An Indian American woman raised in a traditional Texas Indian family Preetika Rajgariah's explorations of herself are unexpected and radical. The series of provocative self-portraits on mats, collectively named Fans Only, are unapologetic and daring, exploring the embodiment of the feminine divine while also challenging notions of agency and portraiture in the canon. This uncensored making, during a time when women and queer bodies' existence are a threat to white patriarchal systems, is a pleasure centered celebration, allowing Rajgariah to profit from her own sexual creativity -- something third wave feminists always hoped would come to pass.
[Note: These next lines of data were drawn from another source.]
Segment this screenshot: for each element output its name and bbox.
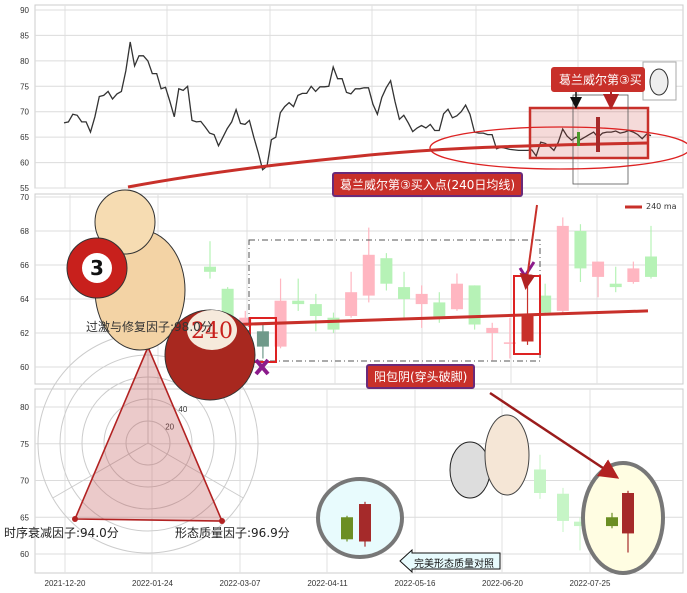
bg-candle-body <box>534 469 546 493</box>
y-tick-label: 64 <box>20 295 29 304</box>
x-tick-label: 2022-01-24 <box>132 579 173 588</box>
y-tick-label: 85 <box>20 31 29 40</box>
y-tick-label: 80 <box>20 57 29 66</box>
candle-body <box>450 283 463 310</box>
radar-axis <box>52 442 149 499</box>
y-tick-label: 70 <box>20 108 29 117</box>
y-tick-label: 75 <box>20 82 29 91</box>
candle-body <box>204 266 216 272</box>
candle-body <box>362 254 375 296</box>
ma-ellipse <box>429 126 687 170</box>
candle-body <box>433 302 446 318</box>
bg-candle-body <box>574 521 586 527</box>
candle-body <box>592 261 605 277</box>
candle-body <box>645 256 657 277</box>
radar-ring-label: 40 <box>178 405 187 414</box>
x-tick-label: 2022-04-11 <box>307 579 348 588</box>
y-tick-label: 60 <box>20 363 29 372</box>
radar-label-left: 时序衰减因子:94.0分 <box>4 526 119 540</box>
red-arrow-pattern <box>489 391 620 479</box>
y-tick-label: 55 <box>20 184 29 193</box>
mini-candle-bear <box>577 132 580 146</box>
cream-dog-illustration <box>484 414 530 496</box>
candle-body <box>503 342 516 344</box>
candle-body <box>327 317 340 330</box>
x-tick-label: 2022-05-16 <box>395 579 436 588</box>
mini-candle-bull <box>596 117 600 152</box>
ball-3-center <box>82 253 112 283</box>
candle-body <box>468 285 481 325</box>
candle-body <box>380 258 393 284</box>
candle-body <box>486 327 499 333</box>
ball-240-label: 240 <box>191 319 233 344</box>
ball-240-center <box>187 310 237 350</box>
candle-body <box>309 304 322 316</box>
zoom-box <box>572 94 629 185</box>
bg-candle-body <box>557 493 569 521</box>
red-arrow-bull <box>519 204 538 290</box>
candle-body <box>415 293 428 305</box>
reference-candle-body <box>341 517 353 540</box>
candle-body <box>574 231 587 269</box>
engulfing-label: 阳包阴(穿头破脚) <box>366 364 476 389</box>
candle-body <box>398 287 411 299</box>
candle-body <box>609 283 622 288</box>
candle-body <box>521 314 534 342</box>
y-tick-label: 90 <box>20 6 29 15</box>
x-tick-label: 2022-03-07 <box>220 579 261 588</box>
cross-icon <box>254 358 270 376</box>
y-tick-label: 66 <box>20 261 29 270</box>
gray-dog-illustration <box>449 441 491 499</box>
radar-point <box>219 518 225 524</box>
candle-body <box>292 300 305 305</box>
radar-ring-label: 20 <box>165 422 174 431</box>
ma240-curve <box>127 141 649 189</box>
actual-candle-body <box>606 517 618 527</box>
y-tick-label: 70 <box>20 477 29 486</box>
y-tick-label: 68 <box>20 227 29 236</box>
legend-label: 240 ma <box>646 202 677 211</box>
y-tick-label: 60 <box>20 550 29 559</box>
y-tick-label: 60 <box>20 159 29 168</box>
reference-candle-body <box>359 504 371 542</box>
ma240-line <box>236 309 649 326</box>
y-tick-label: 62 <box>20 329 29 338</box>
y-tick-label: 65 <box>20 513 29 522</box>
candle-body <box>556 225 569 311</box>
price-line <box>63 41 652 171</box>
y-tick-label: 80 <box>20 403 29 412</box>
panel-0-frame <box>34 4 684 189</box>
granville-full-label: 葛兰威尔第③买入点(240日均线) <box>332 172 524 197</box>
candle-body <box>627 268 640 282</box>
compare-label: 完美形态质量对照 <box>414 559 494 570</box>
candle-body <box>345 292 358 316</box>
radar-label-right: 形态质量因子:96.9分 <box>175 526 290 540</box>
candle-body <box>539 295 552 313</box>
actual-candle-body <box>622 492 634 534</box>
radar-axis <box>147 442 244 499</box>
ball-3-label: 3 <box>90 256 104 280</box>
highlight-box <box>528 106 650 160</box>
left-arrow-icon <box>399 548 501 574</box>
x-tick-label: 2022-07-25 <box>570 579 611 588</box>
y-tick-label: 70 <box>20 193 29 202</box>
dog-thumbnail-icon <box>649 68 669 96</box>
candle-body <box>239 317 252 327</box>
dog-head <box>94 189 156 255</box>
candle-body <box>256 331 269 347</box>
radar-label-top: 过激与修复因子:98.0分 <box>86 320 213 334</box>
granville-short-label: 葛兰威尔第③买 <box>551 67 645 92</box>
x-tick-label: 2021-12-20 <box>45 579 86 588</box>
y-tick-label: 75 <box>20 440 29 449</box>
x-tick-label: 2022-06-20 <box>482 579 523 588</box>
radar-point <box>72 516 78 522</box>
y-tick-label: 65 <box>20 133 29 142</box>
radar-polygon <box>73 344 224 522</box>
Indian bodies and spiritually rooted practices are rarely unveiled in the visual culture of the westernized wellness industry, so the artist combats this erasure and reappropriates materials like the euro- creation of the mat itself, inserting her body into unexpected and futurist narratives that allow space to explore specificities of her lived experiences while also reveling in the nostalgic and future imaginations.
Wrapped in fabrics from family and community sourced saris, her multi- hyphenated body claims its space there in such a manner that it cannot be ignored while also giving importance to and carrying forward the legacy of the women and culture makers before her.